Project Summary/Abstract
Conventional thresholds of physiological parameters for clinical diagnosis have become a root cause of
racial/ethnic disparities in healthcare. These thresholds were established decades ago using limited samples of
Caucasian subjects and simplistic statistics without considering genetic effects. Consequently, these thresholds
have no capacity to account for the normal variability intrinsic in race/ethnicity, genes, and environments, which
can lead to errors in disease diagnosis and risk assessment when applied to racial/ethnic minorities. As the
minority population grows and becomes even more diverse, continuing to use Caucasian-based, “one-size-fits-
all” thresholds creates the risk of exacerbating racial/ethnic disparities in healthcare. Therefore, an effective
alternative must be developed to address this issue.

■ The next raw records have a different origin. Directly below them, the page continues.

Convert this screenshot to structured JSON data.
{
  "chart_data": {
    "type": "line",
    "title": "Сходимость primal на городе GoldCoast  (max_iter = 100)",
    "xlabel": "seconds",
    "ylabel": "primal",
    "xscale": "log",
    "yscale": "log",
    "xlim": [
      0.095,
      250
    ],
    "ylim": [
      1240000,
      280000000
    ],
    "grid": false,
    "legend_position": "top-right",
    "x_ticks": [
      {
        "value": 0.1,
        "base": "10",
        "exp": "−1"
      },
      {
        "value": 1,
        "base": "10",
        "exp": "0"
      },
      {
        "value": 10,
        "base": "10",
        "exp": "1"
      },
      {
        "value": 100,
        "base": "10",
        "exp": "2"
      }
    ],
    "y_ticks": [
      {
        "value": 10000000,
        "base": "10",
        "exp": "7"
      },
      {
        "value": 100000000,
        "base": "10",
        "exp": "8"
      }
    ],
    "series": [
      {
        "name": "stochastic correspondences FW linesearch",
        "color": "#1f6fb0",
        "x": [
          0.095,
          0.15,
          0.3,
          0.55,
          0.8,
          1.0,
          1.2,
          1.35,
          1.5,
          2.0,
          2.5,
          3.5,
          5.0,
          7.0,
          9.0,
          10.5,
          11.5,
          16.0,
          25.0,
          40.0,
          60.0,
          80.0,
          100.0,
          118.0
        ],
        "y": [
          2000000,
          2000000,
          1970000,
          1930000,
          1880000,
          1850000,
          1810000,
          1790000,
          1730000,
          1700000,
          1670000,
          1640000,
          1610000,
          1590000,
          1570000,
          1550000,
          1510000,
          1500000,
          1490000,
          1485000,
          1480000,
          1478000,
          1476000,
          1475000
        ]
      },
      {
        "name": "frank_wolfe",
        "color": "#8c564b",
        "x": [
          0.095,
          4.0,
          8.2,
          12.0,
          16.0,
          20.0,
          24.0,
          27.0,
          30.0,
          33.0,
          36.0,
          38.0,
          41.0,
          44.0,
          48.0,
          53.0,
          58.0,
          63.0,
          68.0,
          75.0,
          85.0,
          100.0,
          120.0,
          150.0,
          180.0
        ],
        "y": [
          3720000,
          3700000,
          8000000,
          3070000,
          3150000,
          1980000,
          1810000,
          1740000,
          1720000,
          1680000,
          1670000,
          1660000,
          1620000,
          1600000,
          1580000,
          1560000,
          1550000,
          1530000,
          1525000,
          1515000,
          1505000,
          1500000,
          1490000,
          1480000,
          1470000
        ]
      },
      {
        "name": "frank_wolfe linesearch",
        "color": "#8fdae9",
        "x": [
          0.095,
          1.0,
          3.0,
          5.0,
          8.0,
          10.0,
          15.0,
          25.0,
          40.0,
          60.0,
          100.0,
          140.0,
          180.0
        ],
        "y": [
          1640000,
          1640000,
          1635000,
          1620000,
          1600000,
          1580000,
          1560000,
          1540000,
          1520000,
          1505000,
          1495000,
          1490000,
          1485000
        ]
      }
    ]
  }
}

Hence, we propose creating Person-specific Precision
Thresholds (PPTs), which are designed to account for normal variability in genetic and biological makeup,
variation in race/ethnicity, sex, age, and other characteristics. PPTs will eliminate the root cause of healthcare
disparities caused by conventional thresholds for diagnosis and risk assessment. The innovative precision of
PPTs will fundamentally shift current research paradigms regarding clinical thresholds from a single cutoff point
for everyone to precise, person-specific thresholds matched to individual genetics and phenotypic
characteristics. PPTs will effectively improve disease diagnosis and risk assessment while reducing healthcare
disparities. The first PPT iteration will focus on women's bone mineral density (BMD), as osteoporosis primarily
affects women the most. The existing T-score threshold of BMD has become controversial because many women
who sustain fragility fractures have a “normal” BMD value, as defined by the commonly employed T-score
method. Because genetic factors contribute to 50-85% of BMD variation, genetic variants must be considered
when creating precision thresholds. With feasibility tested by pilot studies, we hypothesize that PPTs will enhance
the ability of a single BMD measure to predict fractures in minority women compared to conventional T-score
and prior model-based methods, which lack consideration of genetics. We will pursue the following three specific
aims: (1) Develop a modeling framework for PPTs of BMD using novel machine-learning techniques; (2) Calibrate
PPTs of BMD using clinical data; (3) Validate the PPTs of BMD using genomic cohort data. In addition, we will
create a publicly available, cloud-enabled PPT application for community investigators. This proposed approach
is innovative because it integrates individual genetics into clinical precision thresholds and uses novel machine-
learning techniques to create PPTs. By replacing the traditional one-size-fits-all threshold, the innovative PPTs
will shift existing research paradigms regarding how clinical thresholds have been developed and implemented.
The knowledge gained from this research can be utilized to create many other PPTs to improve the diagnosis
and prevention of various diseases and illnesses. These next-generation PPTs will help significantly improve
patient outcomes, leading to better health, a higher quality of life, and improved health equity.